Angela Merkel propone un mercato comune tra Usa e Unione europea.
Il 2 gennaio 2007, alla vigilia del suo viaggio negli Usa in qualità di presidente di turno dell'Unione europea, il cancelliere tedesco Angela Merkel ha lanciato un proposta di integrazione economia tra Stati Uniti e Unione europea.
Una battuta:« I nostri sistemi economici sono basati sugli stessi valori, dobbiamo fare attenzione a non allontanarci, ma al contrario avvicinarci perché ci sono evidenti vantaggi per ambo le parti. Una maggiore armonia fra le 27 Nazioni dell'Ue e gli Stati Uniti aumenterebbe il volume degli scambi e degli investimenti. In Europa abbiamo accumulato una certa esperienza in fatto di mercato unico che potremmo applicare a livello transatlantico. Con l'aumento della globalizzazione, questa potrebbe essere una buona base per una cooperazione».Ecco parte dell'intervista del Financial Times, mentre QUI la trascrizione completa dell'intervista.
TRANSATLANTIC ECONOMIC PARTNERSHIP
FT: Chancellor, you talk of seeking a new transatlantic partnership with the US during the German presidency of the EU and G8. How do you plan to improve the transatlantic relationship?
Ms Merkel: At the forthcoming EU-US summit we want to talk about ever-closer economic co-operation. Our economic systems are based on the same values. The EU and the US have sophisticated patent legislation. We have regulatory mechanisms governing our financial markets. We should be looking for ways to keep developing these together at a transatlantic level. We must watch out that we do not drift apart, but instead come closer together, where there are clear advantages for both sides.
For example, it causes unnecessary friction for patent rules in the US to be structured differently from those in the EU. I think our economies can save a lot of money and effort, in stock market share offerings, for instance, or in setting technical standards. We face the same tough competition from Asian markets, and from Latin America in the future. We must join forces and co-operate, for instance in the fight for better intellectual property protection in the global market.

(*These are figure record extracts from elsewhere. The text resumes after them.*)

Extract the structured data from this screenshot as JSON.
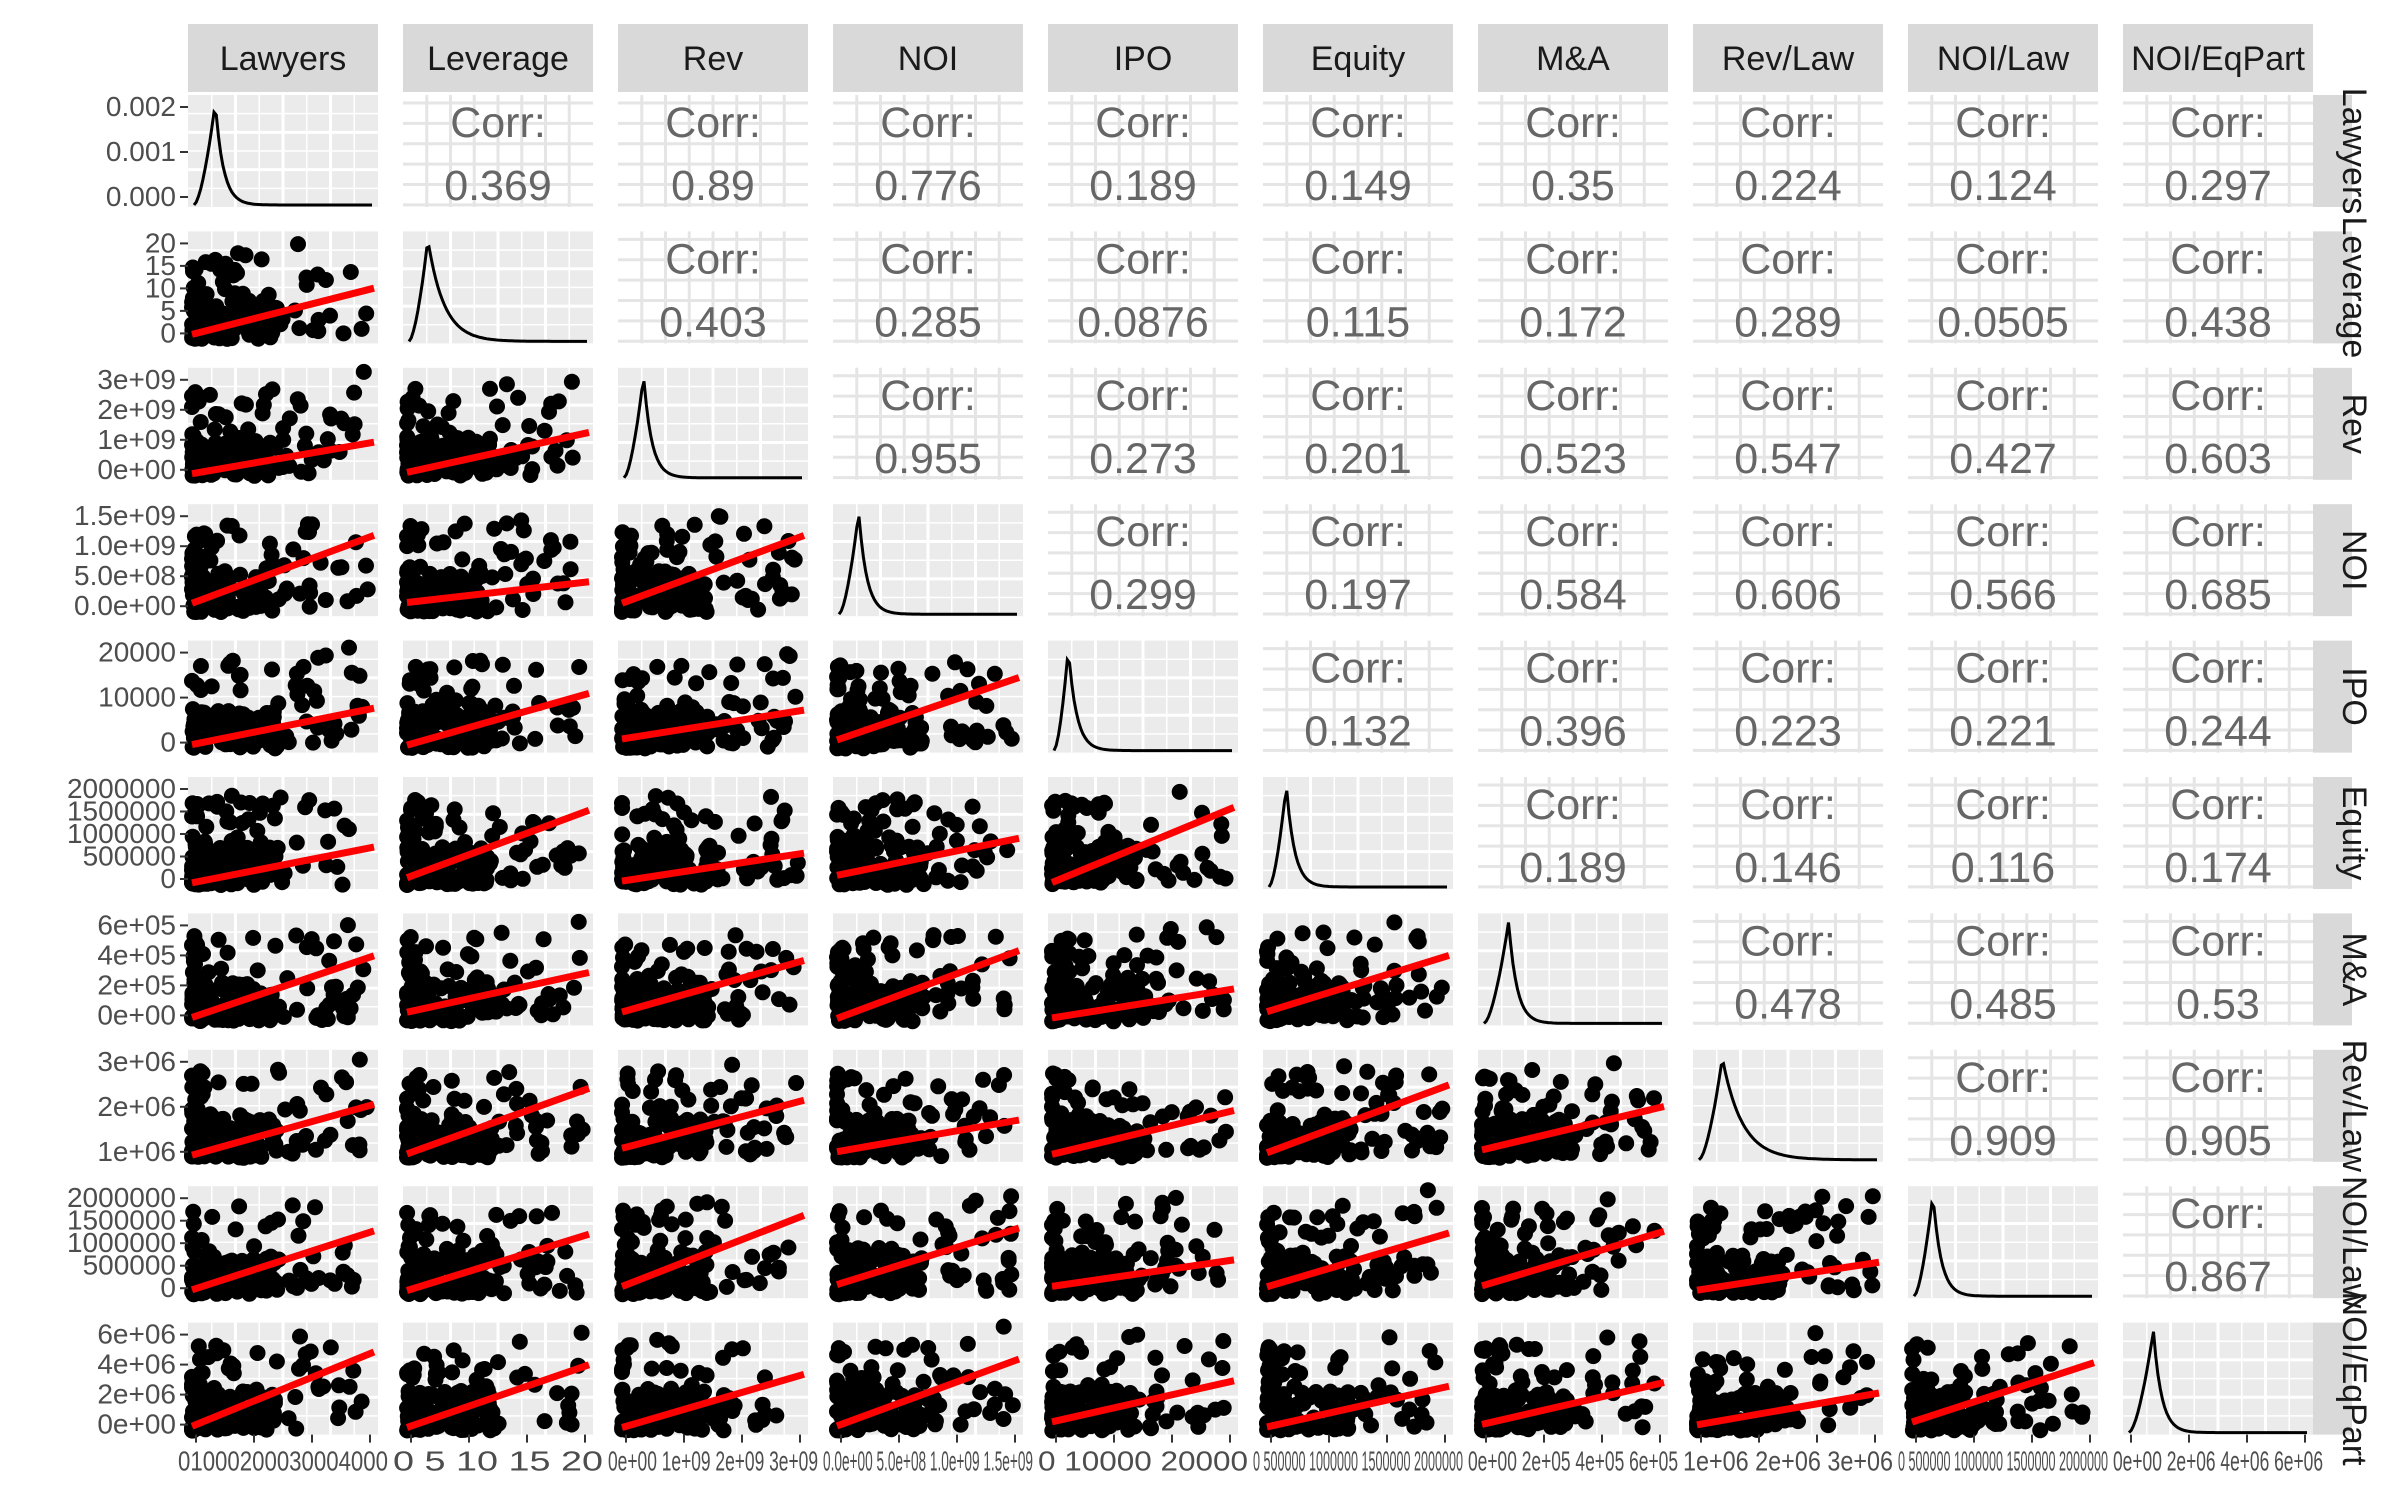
{
  "chart_data": {
    "type": "scatter",
    "subtype": "pairs-matrix",
    "variables": [
      "Lawyers",
      "Leverage",
      "Rev",
      "NOI",
      "IPO",
      "Equity",
      "M&A",
      "Rev/Law",
      "NOI/Law",
      "NOI/EqPart"
    ],
    "strip_labels_right": [
      "Lawyers",
      "Leverage",
      "Rev",
      "NOI",
      "IPO",
      "Equity",
      "M&A",
      "Rev/Law",
      "NOI/Law",
      "NOI/EqPart"
    ],
    "corr_label": "Corr:",
    "correlations": [
      {
        "row": 0,
        "col": 1,
        "value": "0.369"
      },
      {
        "row": 0,
        "col": 2,
        "value": "0.89"
      },
      {
        "row": 0,
        "col": 3,
        "value": "0.776"
      },
      {
        "row": 0,
        "col": 4,
        "value": "0.189"
      },
      {
        "row": 0,
        "col": 5,
        "value": "0.149"
      },
      {
        "row": 0,
        "col": 6,
        "value": "0.35"
      },
      {
        "row": 0,
        "col": 7,
        "value": "0.224"
      },
      {
        "row": 0,
        "col": 8,
        "value": "0.124"
      },
      {
        "row": 0,
        "col": 9,
        "value": "0.297"
      },
      {
        "row": 1,
        "col": 2,
        "value": "0.403"
      },
      {
        "row": 1,
        "col": 3,
        "value": "0.285"
      },
      {
        "row": 1,
        "col": 4,
        "value": "0.0876"
      },
      {
        "row": 1,
        "col": 5,
        "value": "0.115"
      },
      {
        "row": 1,
        "col": 6,
        "value": "0.172"
      },
      {
        "row": 1,
        "col": 7,
        "value": "0.289"
      },
      {
        "row": 1,
        "col": 8,
        "value": "0.0505"
      },
      {
        "row": 1,
        "col": 9,
        "value": "0.438"
      },
      {
        "row": 2,
        "col": 3,
        "value": "0.955"
      },
      {
        "row": 2,
        "col": 4,
        "value": "0.273"
      },
      {
        "row": 2,
        "col": 5,
        "value": "0.201"
      },
      {
        "row": 2,
        "col": 6,
        "value": "0.523"
      },
      {
        "row": 2,
        "col": 7,
        "value": "0.547"
      },
      {
        "row": 2,
        "col": 8,
        "value": "0.427"
      },
      {
        "row": 2,
        "col": 9,
        "value": "0.603"
      },
      {
        "row": 3,
        "col": 4,
        "value": "0.299"
      },
      {
        "row": 3,
        "col": 5,
        "value": "0.197"
      },
      {
        "row": 3,
        "col": 6,
        "value": "0.584"
      },
      {
        "row": 3,
        "col": 7,
        "value": "0.606"
      },
      {
        "row": 3,
        "col": 8,
        "value": "0.566"
      },
      {
        "row": 3,
        "col": 9,
        "value": "0.685"
      },
      {
        "row": 4,
        "col": 5,
        "value": "0.132"
      },
      {
        "row": 4,
        "col": 6,
        "value": "0.396"
      },
      {
        "row": 4,
        "col": 7,
        "value": "0.223"
      },
      {
        "row": 4,
        "col": 8,
        "value": "0.221"
      },
      {
        "row": 4,
        "col": 9,
        "value": "0.244"
      },
      {
        "row": 5,
        "col": 6,
        "value": "0.189"
      },
      {
        "row": 5,
        "col": 7,
        "value": "0.146"
      },
      {
        "row": 5,
        "col": 8,
        "value": "0.116"
      },
      {
        "row": 5,
        "col": 9,
        "value": "0.174"
      },
      {
        "row": 6,
        "col": 7,
        "value": "0.478"
      },
      {
        "row": 6,
        "col": 8,
        "value": "0.485"
      },
      {
        "row": 6,
        "col": 9,
        "value": "0.53"
      },
      {
        "row": 7,
        "col": 8,
        "value": "0.909"
      },
      {
        "row": 7,
        "col": 9,
        "value": "0.905"
      },
      {
        "row": 8,
        "col": 9,
        "value": "0.867"
      }
    ],
    "y_tick_labels": [
      [
        "0.000",
        "0.001",
        "0.002"
      ],
      [
        "0",
        "5",
        "10",
        "15",
        "20"
      ],
      [
        "0e+00",
        "1e+09",
        "2e+09",
        "3e+09"
      ],
      [
        "0.0e+00",
        "5.0e+08",
        "1.0e+09",
        "1.5e+09"
      ],
      [
        "0",
        "10000",
        "20000"
      ],
      [
        "0",
        "500000",
        "1000000",
        "1500000",
        "2000000"
      ],
      [
        "0e+00",
        "2e+05",
        "4e+05",
        "6e+05"
      ],
      [
        "1e+06",
        "2e+06",
        "3e+06"
      ],
      [
        "0",
        "500000",
        "1000000",
        "1500000",
        "2000000"
      ],
      [
        "0e+00",
        "2e+06",
        "4e+06",
        "6e+06"
      ]
    ],
    "x_tick_labels_text": [
      "01000200030004000",
      "0 5 10 15 20",
      "0e+00 1e+09 2e+09 3e+09",
      "0.0e+00 5.0e+08 1.0e+09 1.5e+09",
      "0 10000 20000",
      "0 500000 1000000 1500000 2000000",
      "0e+00 2e+05 4e+05 6e+05",
      "1e+06 2e+06 3e+06",
      "0 500000 1000000 1500000 2000000",
      "0e+00 2e+06 4e+06 6e+06"
    ],
    "grid": true,
    "background": "#ebebeb",
    "strip_color": "#d9d9d9",
    "point_color": "#000000",
    "fit_line_color": "#ff0000",
    "density_line_color": "#000000"
  }
}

FT: Matthias Wissmann, your fellow member of the Christian Democratic Union, has called for the creation of a transatlantic single market by 2015. Is this your target too?

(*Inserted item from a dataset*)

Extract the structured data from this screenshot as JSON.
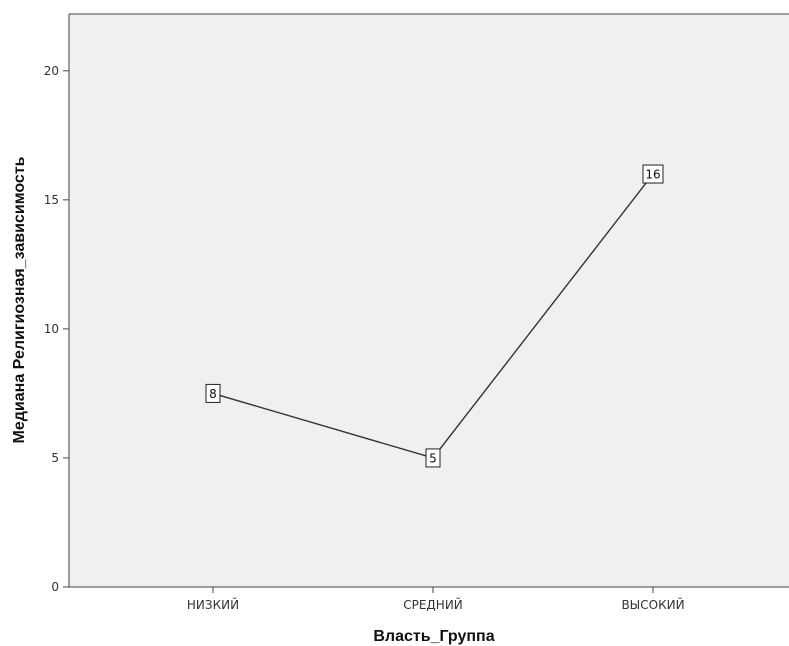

Ms Merkel: I do not want to mention a specific date. But we have accumulated a certain expertise about single markets in Europe, which we can apply on the transatlantic level. With increasing globalisation, this can be a good basis for transatlantic co-operation. In the EU, we have also learnt how to combine the Anglo-Saxon and continental European legal systems, which are very different from one another. This is why I think transatlantic co-operation will in fact be more straightforward in many areas than might appear at first glance.
FT: Won’t countries such as China and Japan see this as a being a hostile, protectionist area?
Ms Merkel: No, this partnership is not directed against anyone. Building bulkheads against Asia would be quite senseless, and certainly not in our interest. But no one can stop us from combining our efforts. Of course, if this works, it will make us stronger competitors. But this is certainly not about restricting trade in any way. We want to keep talking in the framework of the Doha round, at the level of the World Trade Organisation. We will all have to make concessions there.
FT: Are you also discussing new rules for hedge funds with the US?
Ms Merkel: I have the feeling that the US and Great Britain are watching the development of the hedge fund sector very closely, as we are. Nobody is talking about abolishing these instruments. But we must react to the growing importance of these funds internationally, and to the fact that they are far less transparent than other capital market instruments. This is something we must talk about. The result does not have to be new legislation. It can be self-regulation or improved supervision. But I think it is right to talk about this in the framework of our G8 presidency because it is not something that can be addressed at the national level.